Clearly, the omission of Carew’s ethnicity from all sports coverage is symptomatic of the condescending racism and bigotry that pervades American mass media as a whole. Furthermore, the effects of anti-Panamo-Russo-Semitic-Americanism in the media trickle down to the everyday treatment of those like me by predominantly white Americans.
For example, I recently treated myself to an elegant dinner at Marvo’s, one of Ft. Collins most beloved dining establishments. Mysteriously, the hostess seated me at a table close to both the kitchen and the restroom, even though there were plenty of tables available in the middle of the dining area. As I wondered why this was done to me, it suddenly struck me that it was very likely because of my ethnicity. And, looking back over the course of my life when similar events happened, I’ve decided that inexplicable poor behavior was, in nearly every instance, a probable act of racism.

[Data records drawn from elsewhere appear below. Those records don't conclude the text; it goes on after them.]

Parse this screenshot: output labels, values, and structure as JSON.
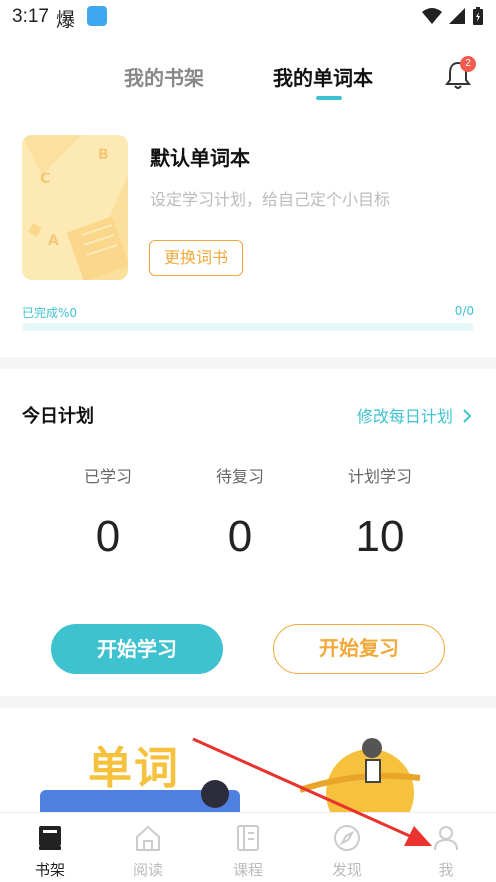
{
  "status_bar": {
    "time": "3:17",
    "extra_glyph": "爆"
  },
  "header": {
    "tabs": [
      {
        "label": "我的书架",
        "active": false
      },
      {
        "label": "我的单词本",
        "active": true
      }
    ],
    "notification_count": "2",
    "accent": "#3fc2cf"
  },
  "wordbook": {
    "title": "默认单词本",
    "subtitle": "设定学习计划，给自己定个小目标",
    "change_button": "更换词书",
    "cover_letters": [
      "B",
      "C",
      "A"
    ],
    "progress_label": "已完成%0",
    "progress_count": "0/0",
    "progress_fraction": 0
  },
  "plan": {
    "title": "今日计划",
    "edit_link": "修改每日计划",
    "stats": [
      {
        "label": "已学习",
        "value": "0"
      },
      {
        "label": "待复习",
        "value": "0"
      },
      {
        "label": "计划学习",
        "value": "10"
      }
    ],
    "start_button": "开始学习",
    "review_button": "开始复习"
  },
  "banner": {
    "headline": "单词"
  },
  "bottom_nav": [
    {
      "label": "书架",
      "icon": "book-icon",
      "active": true
    },
    {
      "label": "阅读",
      "icon": "home-icon",
      "active": false
    },
    {
      "label": "课程",
      "icon": "course-icon",
      "active": false
    },
    {
      "label": "发现",
      "icon": "compass-icon",
      "active": false
    },
    {
      "label": "我",
      "icon": "profile-icon",
      "active": false
    }
  ],
  "colors": {
    "teal": "#3fc2cf",
    "orange": "#f2a93b",
    "badge_red": "#f25a4d",
    "annotation_red": "#e8332e"
  }
}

But I refuse to allow racism to become a stumbling block for me in the future, and I would like to encourage other Panamo-Russo-Semitic-Americans to take the same brave stand. Toward this end, I’ve decided to petition CSU to institute a new Panamo-Russo-Semitic-American Student Organization.
Furthermore, in an effort to raise awareness of our unique history and distinctive heritage, I’m hereby declaring January “National Panamo-Russo-Semitic-American History Month.” I plan on having a booth set up on the plaza, and everyone who understands the importance of ethnicity is welcome to stop by and learn more about a new and refreshing culture.
Jon Watkins is a senior majoring in English.